Kelly shook her head, pulled out her cellphone, and started writing a text-message to a friend. “You’re fucked,” she said.
“Hey! Watch the language. And if you don’t want to know about my dreams, don’t ask about them.”
They rode the rest of the way to Kelly’s school in silence. When she finally stepped out of the car, she motioned for him to roll down the passenger window.
“Hey dad. I forgot to tell you that Jeff and I were out on the pier last night.”
John gave a defeated nod. “That’s great, Kell. And what was going on there?” He didn’t want to hear the answer.
“Well of course we were making out, but that’s not the point. The point is that both of us had fishing lines in the water, and Jeff pulled up this huge thing he said was a flounder. You should’ve seen how huge it was.”
John tilted his coffee to his mouth and pursed his lips as he swallowed. “And why are you telling me this?”
For the first time that morning, a look of uncertainty spread across Kelly’s face. “Well, isn’t that what’s been bugging you? The fish?”

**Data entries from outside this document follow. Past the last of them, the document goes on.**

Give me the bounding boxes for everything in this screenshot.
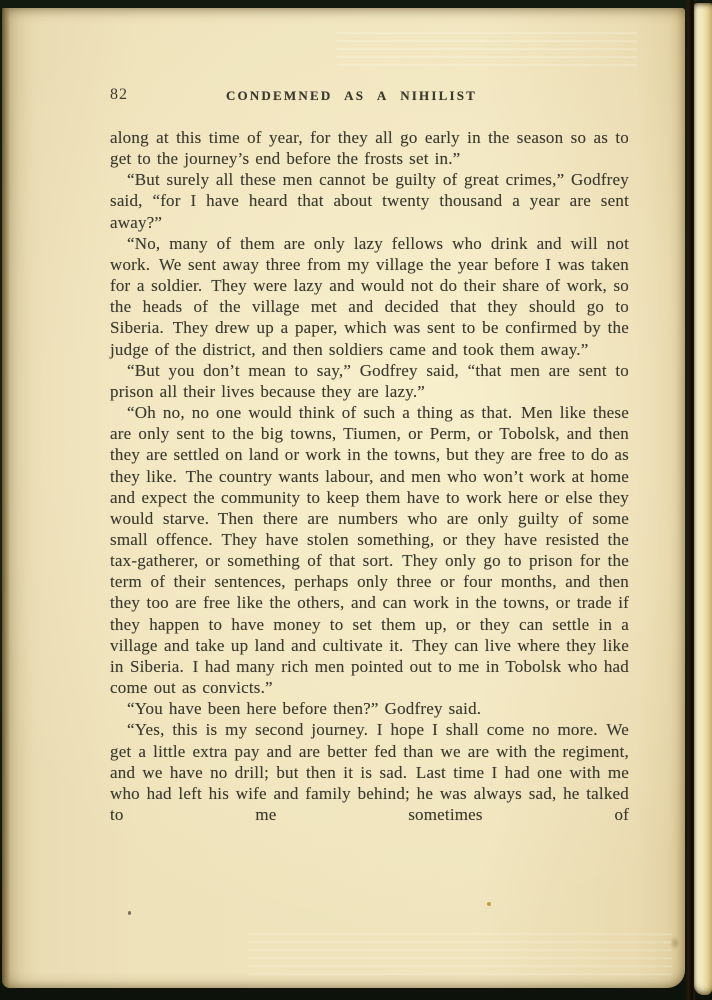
paragraph: along at this time of year, for they all… bbox=[110, 127, 629, 169]
page-number: 82 bbox=[110, 86, 128, 104]
running-header-title: CONDEMNED AS A NIHILIST bbox=[108, 86, 629, 104]
book-scan: 82 CONDEMNED AS A NIHILIST along at this… bbox=[0, 0, 712, 1000]
paper-smudge bbox=[670, 936, 680, 950]
page-header: 82 CONDEMNED AS A NIHILIST bbox=[108, 86, 629, 108]
next-page-edge bbox=[694, 3, 712, 995]
paragraph: “No, many of them are only lazy fellows … bbox=[110, 233, 629, 360]
paragraph: “Oh no, no one would think of such a thi… bbox=[110, 402, 629, 698]
paragraph: “You have been here before then?” Godfre… bbox=[110, 698, 629, 719]
book-page: 82 CONDEMNED AS A NIHILIST along at this… bbox=[2, 8, 685, 988]
paragraph: “But you don’t mean to say,” Godfrey sai… bbox=[110, 360, 629, 402]
paragraph: “Yes, this is my second journey. I hope … bbox=[110, 719, 629, 825]
scan-streak bbox=[337, 32, 637, 66]
paper-speck bbox=[487, 902, 491, 906]
paragraph: “But surely all these men cannot be guil… bbox=[110, 169, 629, 232]
scan-streak bbox=[247, 933, 672, 978]
paper-speck bbox=[128, 911, 131, 915]
page-body-text: along at this time of year, for they all… bbox=[110, 127, 629, 825]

John suddenly felt a golden wave of relief wash over his heart. But he fought off the smile that was tugging at the corners of his mouth. “I don’t know what you’re talking about,” he said, knowing now that Kelly hadn’t seen him in the attic window the night before. He told Kelly he loved her and pulled away from the curb. He checked the rear-view mirror and saw her on the sidewalk, watching him leave. Now he allowed himself to grin.
But something was still nibbling him when he sat down at his desk that morning. It was muggy in the insurance office, and the lazy ceiling fan above him was doing nothing to improve things.
“Hey,” he called to one of his colleagues, an obese claims processor named Bill Waters who was ambling past his office. “I've got a quick question for you.”
Bill turned and entered the office without a word. His upper lip dangled slightly over his lower.
“You ever fish down at the harbour?”
Bill nodded.
“Ever catch any flounder down there?”
Bill needed a moment, but eventually nodded again. Now John felt his discomfort lessen significantly.
“And how big can those things get?”
Bill puckered his lips and made a couple of farting sounds. “‘Bout seven pounds, if they’re big.”
John smiled and lowered his head to his morning’s work. Bill waited for him to give some explanation for the questions, but it never came, so he eventually moved away from the door.
“Bill, wait!” John called.
The man slunk back to the door.
“Does a flounder look anything like a salmon?”
Bill threw back his head and hooted. His posture snapped straight, and it seemed as though he'd suddenly grown three inches taller. “Not even close, John,” he said, then turned to vanish from the doorway.
John sat in silence for the next minute or so, then surrendered to a fit of violent giggling.